Monday 13 February 2017

Where were all the characters before you became a writer?

Life before characters


Life, ‘as we know it’, before I became a writer was a dark, messed up place. Weird people came to me in my head with lives that demanded to live. They’d talk to me about wanting to be ‘set free’ and I had no clue as to who they were or why they were in my mind.

My imaginary friends drove my mum to despair!

I tried to lead a normal life as I grew up: school, college, work, marriage, kids, work. But then I discovered I could write about these weird people and give them the life they craved.

My first shot at it was awful. OMG awful, in fact. I think it even began ‘It was a dark, stormy night’ to give you an idea of how awful it was. That book won't ever see the light of day! Thank God, I say.

There was another weird person in my head who used to come to me in dreams. He was scary, sexy, dangerous and an enigma until I got to know him. The first night I dreamed about him I woke up with the cliché pounding heart and a sweaty bod. But in the next dream he apologised for being an ugly mother effer, and after that I think I fell in love with him a little.
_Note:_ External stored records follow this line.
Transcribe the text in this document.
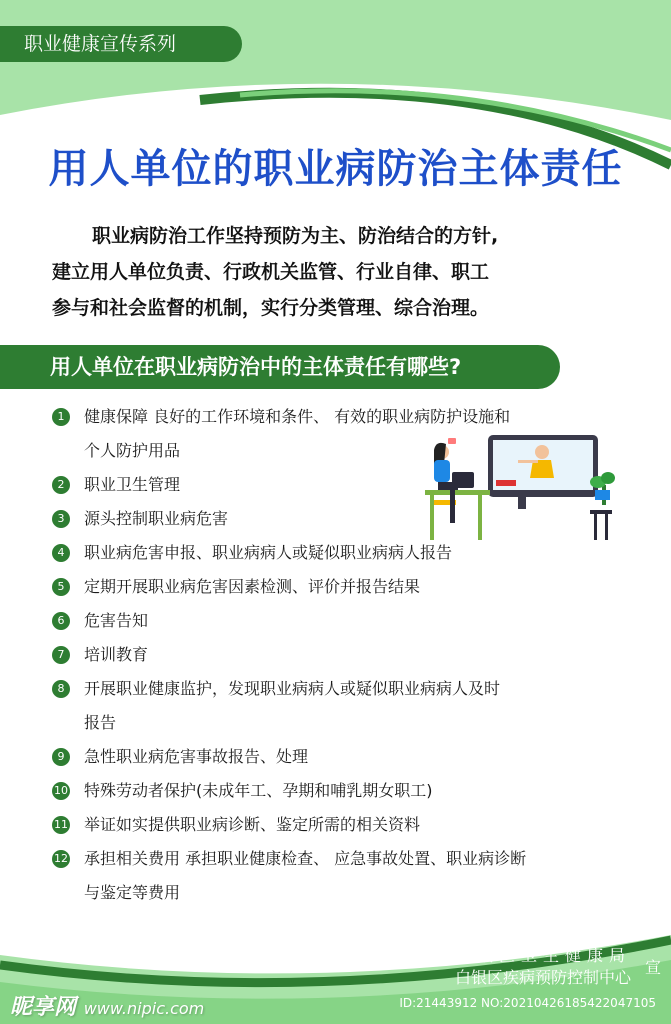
职业健康宣传系列
用人单位的职业病防治主体责任
职业病防治工作坚持预防为主、防治结合的方针,
建立用人单位负责、行政机关监管、行业自律、职工
参与和社会监督的机制，实行分类管理、综合治理。
用人单位在职业病防治中的主体责任有哪些?
1	健康保障 良好的工作环境和条件、 有效的职业病防护设施和
个人防护用品
2	职业卫生管理
3	源头控制职业病危害
4	职业病危害申报、职业病病人或疑似职业病病人报告
5	定期开展职业病危害因素检测、评价并报告结果
6	危害告知
7	培训教育
8	开展职业健康监护，发现职业病病人或疑似职业病病人及时
报告
9	急性职业病危害事故报告、处理
10 特殊劳动者保护(未成年工、孕期和哺乳期女职工)
11 举证如实提供职业病诊断、鉴定所需的相关资料
12 承担相关费用 承担职业健康检查、 应急事故处置、职业病诊断
与鉴定等费用
白银区卫生健康局
白银区疾病预防控制中心
宣
昵享网 www.nipic.com	ID:21443912 NO:20210426185422047105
He became my superman in my thoughts. When my weird people got themselves into scraps he saved them—or tried to. He wasn’t infallible and made mistakes, but I loved him more for his errors. He became Fly and I put him in my first published book called Eden.

My biggest mistake was making him more palatable to look at. In my thoughts his face is scarred—part of his mouth his missing—and his hands are distorted through scar tissue. But readers weren’t able to see through his ugliness and told me so in reviews, so when I wrote the follow up, Hunted, I went back and rewrote Fly in Eden to be more agreeable to look at.

He mocks me for that.

My books have an element of romance, but the overall storyline is loneliness. All my weird people are lonely and want (or need) to be loved. I do my best to please them.

Eden and Hunted are a soft science fiction, A Proper Charlie and Oh No, I’ve Fallen in Love! are comedy romances, although Oh No, I’ve Fallen in Love! is a lot darker than most romcoms.

What I read for pleasure is what I like to write: bad verses evil, love conquers all… you know, the usual.

In my latest book, Wide Awake Asleep, it has the theme 'riches verses happiness' and my character needs to choose which she wants when she is repeatedly pinged back in time. Each time she goes back her future, and those around her, changes.

I was inspired to write Wide Awake Asleep by the Life on Mars series with Sam Tyler being sent back to the 70s, although Wide Awake Asleep isn't a crime story or a series, and only my character, Julie, consciousness is sent backwards through time for her to appear inside other people's bodies, it has a similar theme of Julie trying to get back to her present time by correcting her past.

Basically, it's  a time travel novel with twists and turns along the way, and set in the small village of Potterspury (outskirts of Northampton in the Midlands). It's truly British!